Muy pocas personas deciden dedicarse a la agricultura a menos que tengan un vínculo familiar tan fuerte que su historia personal vaya ligada a la del campo. Por eso el caso de Teresa Llorca, de 26 años, no sigue ese parámetro: llegó a los arrozales de Sueca a través de la familia de su pareja, Miquel Matoses, ambos impulsores de arroz Cèrcol. Graduada en Filología Clásica, se especializó en Agroecología, tras un desencanto de su profesión que la obligaba a encerrarse en un despacho. Lo mismo para Celia Collado y Patricia Soriano: una venía de la restauración, la otra de ADE. En sus horas libres, moldeaban arcilla hasta que decidieron profesionalizarse en la Escola d'Art de Ceràmica de Manises, donde se conocieron y crearon Cuit Espai Ceràmic, en pleno centro de València. Patricia Andreu, por su lado, dejó el Magisterio y asumió un destino escrito solo para los hombres de su familia: heredar la fábrica de Chocolates Andreu, en Torrent.

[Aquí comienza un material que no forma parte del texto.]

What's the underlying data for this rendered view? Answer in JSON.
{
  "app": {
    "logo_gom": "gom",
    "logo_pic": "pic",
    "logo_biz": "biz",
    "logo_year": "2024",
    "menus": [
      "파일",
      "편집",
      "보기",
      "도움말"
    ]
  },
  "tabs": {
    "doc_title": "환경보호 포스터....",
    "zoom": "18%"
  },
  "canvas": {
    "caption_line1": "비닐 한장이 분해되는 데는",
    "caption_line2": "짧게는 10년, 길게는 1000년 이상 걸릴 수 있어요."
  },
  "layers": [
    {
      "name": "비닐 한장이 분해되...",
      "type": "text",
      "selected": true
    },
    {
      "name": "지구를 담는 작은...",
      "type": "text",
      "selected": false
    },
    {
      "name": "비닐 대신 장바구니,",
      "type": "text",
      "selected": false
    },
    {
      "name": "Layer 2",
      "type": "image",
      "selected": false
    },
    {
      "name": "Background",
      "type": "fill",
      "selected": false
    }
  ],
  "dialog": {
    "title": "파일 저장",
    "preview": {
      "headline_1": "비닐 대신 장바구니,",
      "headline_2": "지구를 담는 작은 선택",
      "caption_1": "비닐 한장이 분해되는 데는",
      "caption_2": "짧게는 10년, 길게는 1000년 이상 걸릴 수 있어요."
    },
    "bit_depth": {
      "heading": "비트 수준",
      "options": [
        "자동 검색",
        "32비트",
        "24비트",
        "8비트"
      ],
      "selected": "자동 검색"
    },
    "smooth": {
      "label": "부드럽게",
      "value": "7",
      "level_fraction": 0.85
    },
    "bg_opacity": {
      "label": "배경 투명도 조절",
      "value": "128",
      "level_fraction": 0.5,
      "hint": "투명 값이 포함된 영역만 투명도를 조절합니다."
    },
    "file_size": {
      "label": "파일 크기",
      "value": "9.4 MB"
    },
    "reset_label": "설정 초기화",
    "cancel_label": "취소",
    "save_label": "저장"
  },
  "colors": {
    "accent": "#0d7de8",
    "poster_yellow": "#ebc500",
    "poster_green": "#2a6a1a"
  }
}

Ninguna de las cuatro se veía en esto hace unos años. Tal vez solo Patricia, por haber visto a su padre, Rafa Andreu, y antes que él a su abuelo, Rafa Andreu, y a su bisabuelo, Rafa Andreu, trabajar horas y horas en la casa familiar. Ella se la ha llevado a un polígono industrial, algo modesto desde donde relanza el negocio yendo más allá del «bollo y polvo» clásico de Torrent. «Ahora hacemos huevos de Pascua rellenos de frutos secos y caramelos, pastillas de chocolate, botes con bombones, de todo», explica Patricia.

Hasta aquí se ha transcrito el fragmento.